Let us clarify a couple of points in your question. The only borrower involved with your loan is you. The money from your parents was a personal loan. They are not directly involved with your property or your mortgage; their involvement is with you as an individual….

Money changing hands.

Money changing hands.

Reader Question: Hello Monty, I purchased my home in the summer of 2007 for $400,000. To help with my interest rate, my folks took out a home equity loan for $80,0000. I am now regretting that decision. I need to sell my home, and I am not sure I will recuperate enough cash to pay off my parents’ loan. If I were the only borrower involved, I would have gladly done a short sale. The idea of having poured in half a million without denting the principal is heart breaking to me. I’m a single woman and put all of my money into the interest for the last 6 years. How would you proceed? Thanks so much. Martha W.

Monty’s Answer: Hello Martha, thanks for your question. My father once told me that money is easy to borrow, but hard to pay back.

Let us clarify a couple of points in your question. The only borrower involved with your loan is you. The money from your parents was a personal loan. They are not directly involved with your property or your mortgage; their involvement is with you as an individual. Had they asked you to sign a promissory note, you may view their loan differently.

Also, you have not “poured in half a million” into the house. Much of the value can be recovered when it sells. Assuming you invested $20,000, at 6% interest only on $300,000 for 6 years with 30 years amortization, about $108,000 went toward interest. Your income tax deduction for mortgage interest created tax savings each year. The situation you envision may not be as challenging as the one you are experiencing.

Diffusing the situation.

It is not clear what has precipitated your concerns. Is the income you earned to qualify for the loan still flowing? If so, your situation is extremely different from the sale being forced on you due to losing your income. In either scenario, here are the initial steps to take:

Step 1.  Develop a “short list” of real estate agents who work in your neighborhood. There is an article entitled “Choosing your real estate agent” at DearMonty.com that describes how to go about this task in such a way that greatly increases your chances of picking the right agent for you and your circumstances. For example, many agents either avoid short sales. Some accept them but may not be qualified to handle them.

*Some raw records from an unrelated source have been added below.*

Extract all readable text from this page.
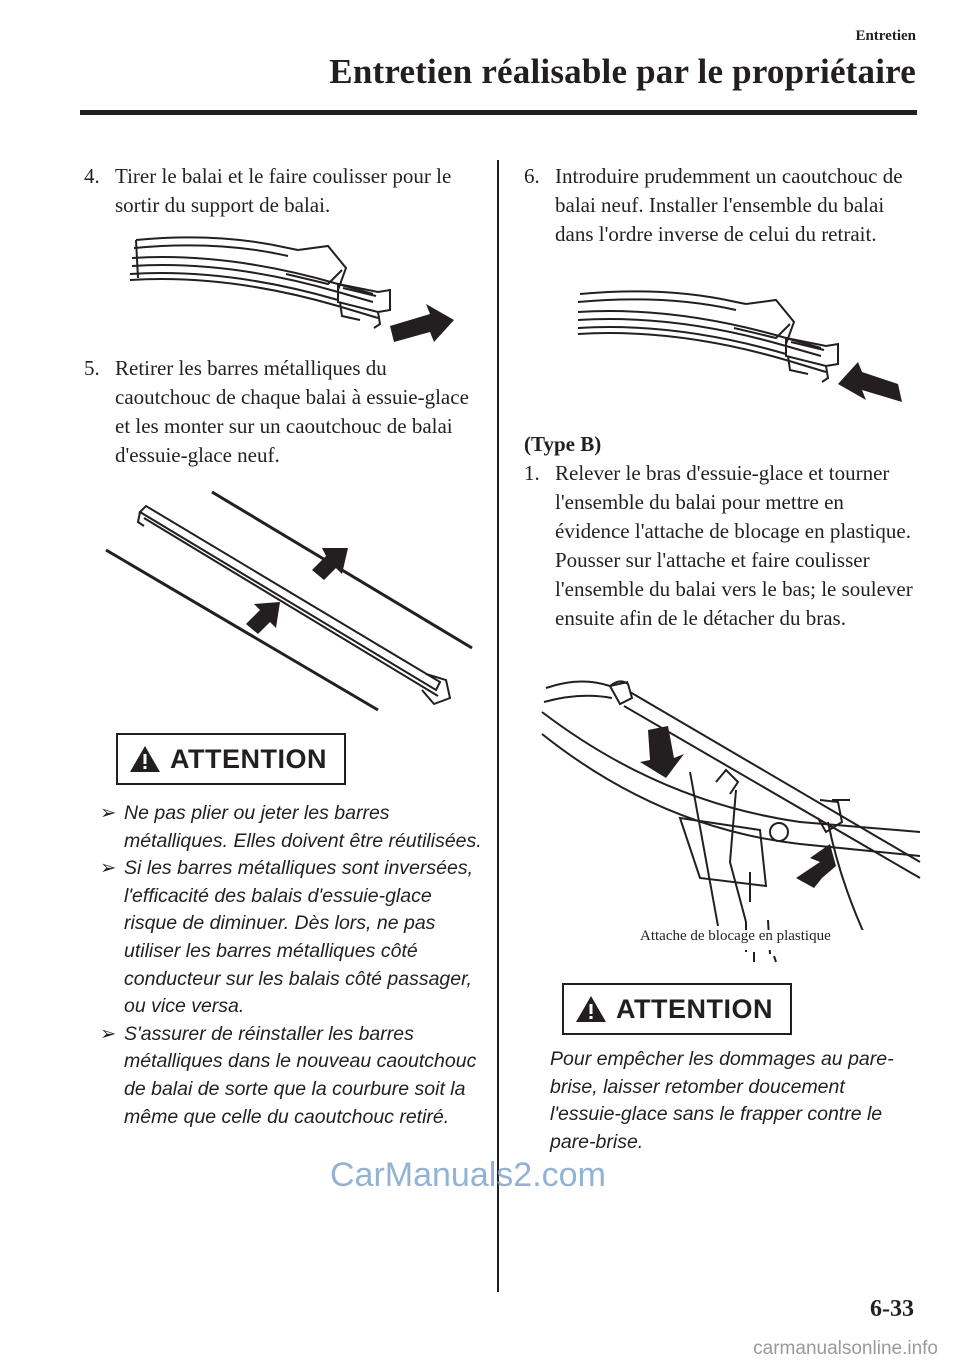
Entretien
Entretien réalisable par le propriétaire
4. Tirer le balai et le faire coulisser pour le sortir du support de balai.
5. Retirer les barres métalliques du caoutchouc de chaque balai à essuie-glace et les monter sur un caoutchouc de balai d'essuie-glace neuf.
ATTENTION
➢ Ne pas plier ou jeter les barres métalliques. Elles doivent être réutilisées.
➢ Si les barres métalliques sont inversées, l'efficacité des balais d'essuie-glace risque de diminuer. Dès lors, ne pas utiliser les barres métalliques côté conducteur sur les balais côté passager, ou vice versa.
➢ S'assurer de réinstaller les barres métalliques dans le nouveau caoutchouc de balai de sorte que la courbure soit la même que celle du caoutchouc retiré.
6. Introduire prudemment un caoutchouc de balai neuf. Installer l'ensemble du balai dans l'ordre inverse de celui du retrait.
(Type B)
1. Relever le bras d'essuie-glace et tourner l'ensemble du balai pour mettre en évidence l'attache de blocage en plastique.
Pousser sur l'attache et faire coulisser l'ensemble du balai vers le bas; le soulever ensuite afin de le détacher du bras.
Attache de blocage en plastique
ATTENTION
Pour empêcher les dommages au pare-brise, laisser retomber doucement l'essuie-glace sans le frapper contre le pare-brise.
6-33
CarManuals2.com
carmanualsonline.info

Step 2. Obtain three separate broker price opinions (BPO) of value on your home. They will all have different values. As a part of the agent selection process, agents prepare BPO’s to demonstrate their value to a potential customer. It gives them a chance to get face-to-face. It also gives you a chance to do the same with them. In your situation, I would not share any hint of your thoughts about the value of the home. Instead, make certain they understand you want to see the sold comparable data sheets they use in determining their opinion of your home’s worth. Also ask for a detailed explanation of the market in your neighborhood in terms of competition, sales rate and future supply coming into the market, so you have a sense of neighborhood supply and demand.

Step 3. Study the BPO’s. Are some more thorough than others? Are the comparables truly comparable? The goal here is to understand these BPO’s as they will provide some confidence as to the true range of value of your home based on facts, not hearsay. Understanding the “range of value” or lowest likely price and the highest potential price is particularly important. You will have a much better sense about being underwater, and if so, the extent of your potential loss.

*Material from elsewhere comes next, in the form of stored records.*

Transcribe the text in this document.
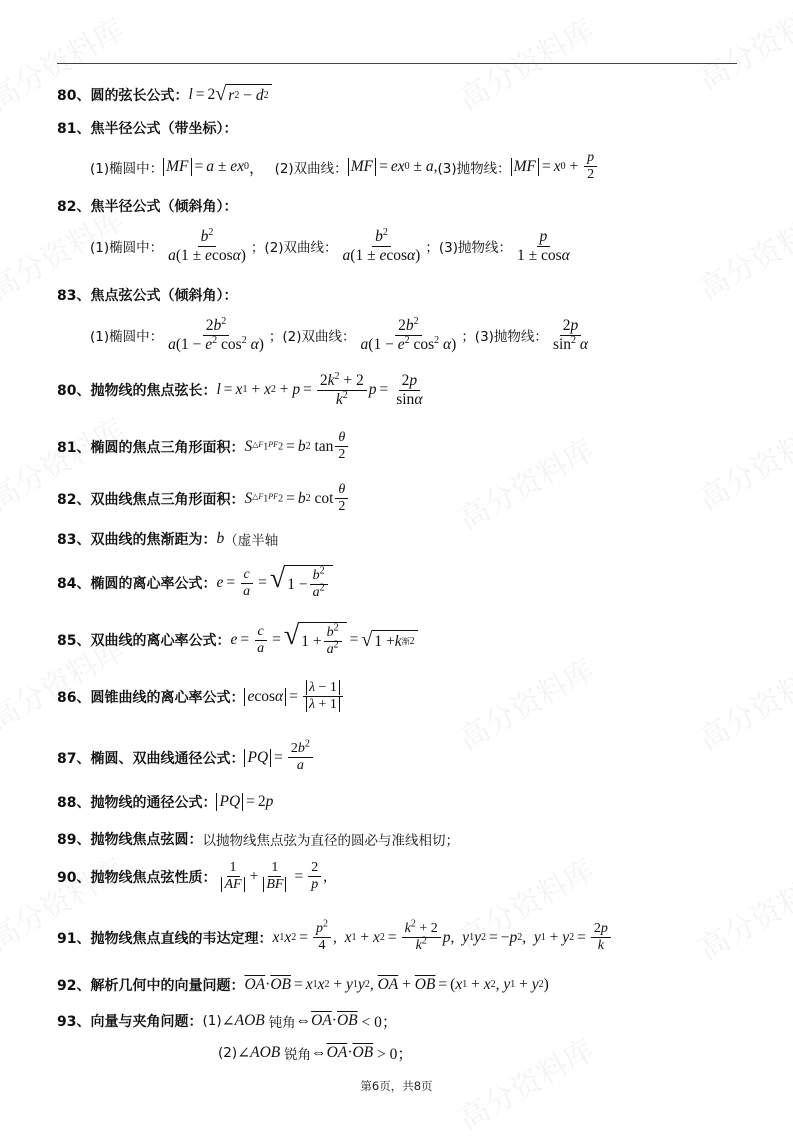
80、 圆的弦长公式： l = 2 √ r 2 − d 2
81、 焦半径公式（带坐标）：
(1)椭圆中： MF = a ± ex 0 ， (2)双曲线： MF = ex 0 ± a , (3)抛物线： MF = x $0 + \frac{p}{2}$
82、 焦半径公式（倾斜角）：
(1)椭圆中： $\frac{b^2}{a(1 \pm ecos\alpha)}$ ；(2)双曲线： $\frac{b^2}{a(1 \pm ecos\alpha)}$ ；(3)抛物线： $\frac{p}{1 \pm \cos\alpha}$
83、 焦点弦公式（倾斜角）：
(1)椭圆中： $\frac{2b^2}{a(1 - e^2 \cos^2 \alpha)}$ ；(2)双曲线： $\frac{2b^2}{a(1 - e^2 \cos^2 \alpha)}$ ；(3)抛物线： $\frac{2p}{\sin^2 \alpha}$
80、 抛物线的焦点弦长： l = x 1 + x $2 + p = \frac{2k^2 + 2}{k^2}$ $p = \frac{2p}{\sin\alpha}$
81、 椭圆的焦点三角形面积： S $\triangle F_1PF_2 = b$ 2 $\tan \frac{\theta}{2}$
82、 双曲线焦点三角形面积： S $\triangle F_1PF_2 = b$ 2 $\cot \frac{\theta}{2}$
83、 双曲线的焦渐距为： b （虚半轴
84、 椭圆的离心率公式： $e = \frac{c}{a}$ = √ $1 - \frac{b^2}{a^2}$
85、 双曲线的离心率公式： $e = \frac{c}{a}$ = √ $1 + \frac{b^2}{a^2}$ = √ 1 + k 渐 2
86、 圆锥曲线的离心率公式： $ecos\alpha = \frac{\lambda - 1}{\lambda + 1}$
87、 椭圆、双曲线通径公式： PQ = $\frac{2b^2}{a}$
88、 抛物线的通径公式： PQ = 2 p
89、 抛物线焦点弦圆： 以抛物线焦点弦为直径的圆必与准线相切；
90、 抛物线焦点弦性质： $\frac{1}{AF} + \frac{1}{BF} = \frac{2}{p}$ ,
91、 抛物线焦点直线的韦达定理： x 1 x $2 = \frac{p^2}{4}$ , x 1 + x $2 = \frac{k^2 + 2}{k^2}$ p , y 1 y 2 = − p 2 , y 1 + y $2 = \frac{2p}{k}$
92、 解析几何中的向量问题： $\overline{OA} \cdot \overline{OB} = x$ 1 x 2 + y 1 y 2 , $\overline{OA} + \overline{OB}$ = ( x 1 + x 2 , y 1 + y 2 )
93、 向量与夹角问题： (1) ∠ AOB
钝角 ⇔ $\overline{OA} \cdot \overline{OB} < 0$；
(2) ∠ AOB
锐角 ⇔ $\overline{OA} \cdot \overline{OB} > 0$；
第6页，共8页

Step 4.  Go to your CPA (certified public accountant) or a credit counseling service armed with this information. A conversation and needs analysis may be an eye opener as you may be living above your means, and unwittingly involved your parents. Find out if this angle is a possibility.

Taking responsibility is the key.

To proceed this far will take some of your time, but there is no easy answer. Having this information is critical to your ability to make sound decisions. I expect you have the intellectual and financial resources to create and execute a plan where you can work out of this and not disappoint your parents. This is how I recommend proceeding.

I hope this information is helpful, Martha. Ask me other questions. I will be interested in knowing how you ultimately solve this problem.